It has been six years since Paik Nam June, a pioneer of video art, died from a stroke on Jan. 29, 2006.
But the artist, who his wife Shigeko Kubota describes as “the pioneer who opened the door to 21st century art for young generations,” has never really left us.
His influence still prevails in the art world, inspiring many artists.
|Paik Nam June|
“Now many people appreciate his work. His art looked like low art because he broke TVs and turned them into junk in the old days. But they are actually high art, spiritually. I appreciate young people thanking Nam June’s philosophy and thinking,” said his wife Kubota at the press meeting on Paik’s 80th birthday special exhibition at the Nam June Paik Art Center in Gyeonggi Province held Thursday.
“Finally Nam June found a home 80 years after he was born in Seoul. Nam June’s life was like a gypsy’s life, travelling around the world, but now he has found a home,” said Kubota referring to the art center, which is holding an exhibition commemorating his life and work from July 20 to Jan. 20, 2013.
The retrospective will bring his major work from foreign museums. It also features works by artists who share Park’s artistic goals.
“The exhibition sheds light on Paik’s philosophy that combines man, machine and nature,” said the exhibition curator Ahn Kyung-hwa.
Tilted “Nostalgia is an Extended Feedback,” based on his 1992 writing, the exhibition focuses on Paik’s philosophy that crosses the boundaries of man, machine and nature, and showcases works reflecting that philosophy.
“He was a sharp and focused thinker, always thinking ahead,” said Jochen Saueracker, Paik’s assistant for 25 years.
Paik used technology not as a mere instrument for art-making, but to navigate his thinking, using TV monitors and projectors.
The first floor of the exhibition features human-like forms that reflect his vision for communication between man, machine and nature, such as “The Rehabilitation of Genghis Kahn,” an assemblage of a TV set, a bicycle and other materials made into a human-like form, “Marco Polo,” a human-form robot riding a car, and “Happy Hoppi,” a depiction of a Native American wearing a glowing Indian headdress and holding a bow and arrow on a scooter.
The second floor displays Paik’s robot series, starting with “Robot K-456,” which was first displayed in New York in 1964.
Paik also brought back to life renowned historical figures ranging from Western figures such as Hippocrates, Descartes, Shubert, and Danton to Korea’s historical figures such as Queen Seondeok and noted Confucian scholar and politician Lee Yul-gok.

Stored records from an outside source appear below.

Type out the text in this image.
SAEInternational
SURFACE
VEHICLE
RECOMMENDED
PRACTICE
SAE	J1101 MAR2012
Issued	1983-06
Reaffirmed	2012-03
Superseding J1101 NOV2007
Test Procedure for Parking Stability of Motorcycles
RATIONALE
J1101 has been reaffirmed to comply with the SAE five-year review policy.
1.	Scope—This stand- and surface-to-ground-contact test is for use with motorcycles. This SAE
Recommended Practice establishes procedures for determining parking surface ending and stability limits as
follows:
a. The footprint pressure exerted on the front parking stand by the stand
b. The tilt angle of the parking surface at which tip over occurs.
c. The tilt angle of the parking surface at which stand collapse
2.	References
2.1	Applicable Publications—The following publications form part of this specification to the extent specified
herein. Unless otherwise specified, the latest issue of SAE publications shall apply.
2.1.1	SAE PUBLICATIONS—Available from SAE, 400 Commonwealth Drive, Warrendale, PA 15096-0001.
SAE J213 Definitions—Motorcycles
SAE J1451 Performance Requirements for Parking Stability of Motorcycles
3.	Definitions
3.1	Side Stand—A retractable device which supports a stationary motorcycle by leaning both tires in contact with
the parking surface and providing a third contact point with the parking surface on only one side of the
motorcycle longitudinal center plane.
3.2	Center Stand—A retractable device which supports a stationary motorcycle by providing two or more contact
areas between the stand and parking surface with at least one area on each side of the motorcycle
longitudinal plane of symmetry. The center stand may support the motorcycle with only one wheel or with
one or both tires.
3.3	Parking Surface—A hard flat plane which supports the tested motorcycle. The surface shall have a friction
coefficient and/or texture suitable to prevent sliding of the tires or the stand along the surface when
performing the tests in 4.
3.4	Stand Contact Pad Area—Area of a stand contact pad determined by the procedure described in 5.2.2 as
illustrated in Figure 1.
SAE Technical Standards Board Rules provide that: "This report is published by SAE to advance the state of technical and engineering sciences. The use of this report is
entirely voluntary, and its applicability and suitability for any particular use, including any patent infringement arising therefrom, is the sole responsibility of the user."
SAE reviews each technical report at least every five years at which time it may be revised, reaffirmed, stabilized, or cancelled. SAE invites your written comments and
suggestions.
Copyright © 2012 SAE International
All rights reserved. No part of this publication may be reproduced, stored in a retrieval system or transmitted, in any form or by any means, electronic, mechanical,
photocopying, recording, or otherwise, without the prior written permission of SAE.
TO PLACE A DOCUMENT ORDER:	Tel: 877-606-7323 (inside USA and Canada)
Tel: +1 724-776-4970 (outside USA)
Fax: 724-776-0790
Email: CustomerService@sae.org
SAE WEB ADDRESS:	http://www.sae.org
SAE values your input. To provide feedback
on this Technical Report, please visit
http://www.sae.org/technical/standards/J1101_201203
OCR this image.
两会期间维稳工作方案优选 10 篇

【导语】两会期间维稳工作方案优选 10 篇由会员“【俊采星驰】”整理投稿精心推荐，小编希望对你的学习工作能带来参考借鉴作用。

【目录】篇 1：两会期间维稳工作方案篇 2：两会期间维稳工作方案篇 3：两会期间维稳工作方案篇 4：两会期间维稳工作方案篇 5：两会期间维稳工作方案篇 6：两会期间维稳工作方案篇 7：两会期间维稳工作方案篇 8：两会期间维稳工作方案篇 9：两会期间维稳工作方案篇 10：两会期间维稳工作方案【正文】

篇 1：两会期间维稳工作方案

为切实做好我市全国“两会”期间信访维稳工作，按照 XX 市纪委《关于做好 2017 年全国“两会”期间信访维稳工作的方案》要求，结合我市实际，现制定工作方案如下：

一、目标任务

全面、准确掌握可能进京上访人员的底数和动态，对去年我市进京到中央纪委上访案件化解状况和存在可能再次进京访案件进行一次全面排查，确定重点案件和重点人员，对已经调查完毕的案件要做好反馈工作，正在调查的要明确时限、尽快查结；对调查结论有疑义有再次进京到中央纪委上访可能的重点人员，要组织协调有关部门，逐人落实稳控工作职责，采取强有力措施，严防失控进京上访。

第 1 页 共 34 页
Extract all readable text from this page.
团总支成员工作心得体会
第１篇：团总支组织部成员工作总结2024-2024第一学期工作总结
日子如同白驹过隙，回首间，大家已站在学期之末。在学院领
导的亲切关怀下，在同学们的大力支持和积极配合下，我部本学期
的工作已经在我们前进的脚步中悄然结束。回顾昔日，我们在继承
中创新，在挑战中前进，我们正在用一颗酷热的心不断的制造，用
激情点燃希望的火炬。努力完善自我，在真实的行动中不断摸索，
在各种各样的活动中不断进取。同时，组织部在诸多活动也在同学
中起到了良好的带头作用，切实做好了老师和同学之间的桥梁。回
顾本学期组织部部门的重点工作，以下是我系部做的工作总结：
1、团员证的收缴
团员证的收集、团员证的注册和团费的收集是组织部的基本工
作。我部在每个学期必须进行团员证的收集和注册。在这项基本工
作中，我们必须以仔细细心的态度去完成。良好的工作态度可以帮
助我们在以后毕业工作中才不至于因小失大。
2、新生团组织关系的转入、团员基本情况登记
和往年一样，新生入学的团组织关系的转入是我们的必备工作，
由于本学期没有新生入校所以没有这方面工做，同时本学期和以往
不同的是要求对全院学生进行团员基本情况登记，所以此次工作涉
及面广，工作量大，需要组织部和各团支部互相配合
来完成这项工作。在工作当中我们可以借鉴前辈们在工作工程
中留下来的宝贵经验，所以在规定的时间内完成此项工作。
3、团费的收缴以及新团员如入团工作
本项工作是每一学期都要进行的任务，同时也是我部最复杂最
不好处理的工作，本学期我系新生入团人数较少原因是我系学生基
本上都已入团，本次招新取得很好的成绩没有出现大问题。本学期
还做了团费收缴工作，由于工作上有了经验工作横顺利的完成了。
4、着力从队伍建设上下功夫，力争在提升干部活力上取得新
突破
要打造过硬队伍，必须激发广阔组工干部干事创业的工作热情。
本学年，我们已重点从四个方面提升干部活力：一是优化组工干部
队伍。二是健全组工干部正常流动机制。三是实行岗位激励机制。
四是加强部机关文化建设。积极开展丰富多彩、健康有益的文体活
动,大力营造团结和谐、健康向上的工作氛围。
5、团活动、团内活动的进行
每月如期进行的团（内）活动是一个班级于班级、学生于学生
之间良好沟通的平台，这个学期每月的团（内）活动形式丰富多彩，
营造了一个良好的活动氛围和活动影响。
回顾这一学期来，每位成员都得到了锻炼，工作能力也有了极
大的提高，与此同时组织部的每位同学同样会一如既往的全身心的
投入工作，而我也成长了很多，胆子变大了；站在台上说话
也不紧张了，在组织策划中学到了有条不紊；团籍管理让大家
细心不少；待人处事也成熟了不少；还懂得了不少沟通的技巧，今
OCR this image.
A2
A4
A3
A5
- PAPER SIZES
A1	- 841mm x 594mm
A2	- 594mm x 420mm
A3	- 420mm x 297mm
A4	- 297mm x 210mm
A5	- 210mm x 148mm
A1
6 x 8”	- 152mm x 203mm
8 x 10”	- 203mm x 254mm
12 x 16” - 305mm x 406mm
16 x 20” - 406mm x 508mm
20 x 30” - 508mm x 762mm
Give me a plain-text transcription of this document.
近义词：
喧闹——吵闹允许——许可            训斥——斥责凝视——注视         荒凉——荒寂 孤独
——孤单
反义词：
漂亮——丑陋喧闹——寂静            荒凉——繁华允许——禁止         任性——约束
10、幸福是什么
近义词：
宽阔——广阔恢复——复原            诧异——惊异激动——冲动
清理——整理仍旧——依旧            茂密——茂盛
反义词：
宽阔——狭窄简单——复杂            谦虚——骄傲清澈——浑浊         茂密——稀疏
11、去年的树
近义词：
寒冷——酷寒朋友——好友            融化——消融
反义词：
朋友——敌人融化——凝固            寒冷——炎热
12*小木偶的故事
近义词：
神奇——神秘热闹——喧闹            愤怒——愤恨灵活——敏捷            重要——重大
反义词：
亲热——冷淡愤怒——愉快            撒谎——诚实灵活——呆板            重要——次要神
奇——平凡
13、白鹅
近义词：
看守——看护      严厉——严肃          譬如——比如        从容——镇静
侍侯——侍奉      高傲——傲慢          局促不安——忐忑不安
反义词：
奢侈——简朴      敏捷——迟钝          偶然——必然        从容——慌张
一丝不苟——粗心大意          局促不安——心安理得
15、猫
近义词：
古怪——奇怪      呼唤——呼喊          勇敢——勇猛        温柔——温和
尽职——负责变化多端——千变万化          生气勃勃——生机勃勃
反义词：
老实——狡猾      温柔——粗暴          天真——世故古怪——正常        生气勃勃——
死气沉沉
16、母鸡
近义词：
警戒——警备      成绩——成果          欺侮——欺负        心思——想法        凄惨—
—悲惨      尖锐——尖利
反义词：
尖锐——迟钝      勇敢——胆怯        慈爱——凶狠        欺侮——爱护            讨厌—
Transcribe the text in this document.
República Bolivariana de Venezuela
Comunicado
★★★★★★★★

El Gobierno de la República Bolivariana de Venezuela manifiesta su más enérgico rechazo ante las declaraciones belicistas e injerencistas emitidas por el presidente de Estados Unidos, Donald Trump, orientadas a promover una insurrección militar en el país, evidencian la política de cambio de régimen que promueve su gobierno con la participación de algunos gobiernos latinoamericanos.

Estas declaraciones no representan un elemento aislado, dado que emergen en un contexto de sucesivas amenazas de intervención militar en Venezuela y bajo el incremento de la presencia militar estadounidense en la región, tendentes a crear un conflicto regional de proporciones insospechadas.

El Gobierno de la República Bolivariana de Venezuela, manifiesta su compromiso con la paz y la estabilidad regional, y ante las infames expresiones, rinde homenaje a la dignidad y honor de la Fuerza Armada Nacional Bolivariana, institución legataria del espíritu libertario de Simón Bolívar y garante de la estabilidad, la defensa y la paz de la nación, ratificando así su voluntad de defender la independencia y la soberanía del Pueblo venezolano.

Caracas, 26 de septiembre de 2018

“Through a special performance featuring the ‘Robot-456,’ Paik tried to say machines cannot overcome life and death, which govern the lives of human beings. He made it walk around New York City freely with motor control and interact with the audience. At the end, he had it break upon being hit by a car,” said Ahn.
The exhibition offers an opportunity to see works of other artists who have been inspired by Paik or who share the pioneering artist’s vision.
Paik’s close friends Catherine Ikam and Louis Fleri’s installation “Fragments of an Archetype” reinterprets Leonardo da Vinci’s “Vitruvian Man” using TV monitors reassembled into a huge installation work divided into sixteen parts showing parts of the human body.
Olafur Eliasson invites the audience to become part of the work, reflecting efforts Paik made toward interaction between artwork and audience. The audience will find their reflections divided into several pieces and find them becoming big or small according to their distance from the projector.
The 80th birthday special exhibition includes lectures and education programs throughout the exhibition period.
|“Apple Tree” by Paik Nam June (Nam June Paik Art Center)|
|“Merce by Merce” by Paik Nam June will be played on the Seoul Square Media Canvas. (Nam June Paik Art Center)|
Foreign and Korean art experts will hold a symposium on Oct. 12 to discuss Paik’s vision and his art within the framework of cybernetics, which formed the core thinking of Paik’s works.
Paik’s works are also on view on a grand scale at the Seoul Square Media Canvas until Aug. 20, which will play Paik’s videos on its big screen including “Hand and Face,” “Video Synthesizer” and “Merce by Merce by Paik.”
Admission is 4,000 won for adults and 2,000 won for students.
The exhibition is closed every second and fourth Monday of the month.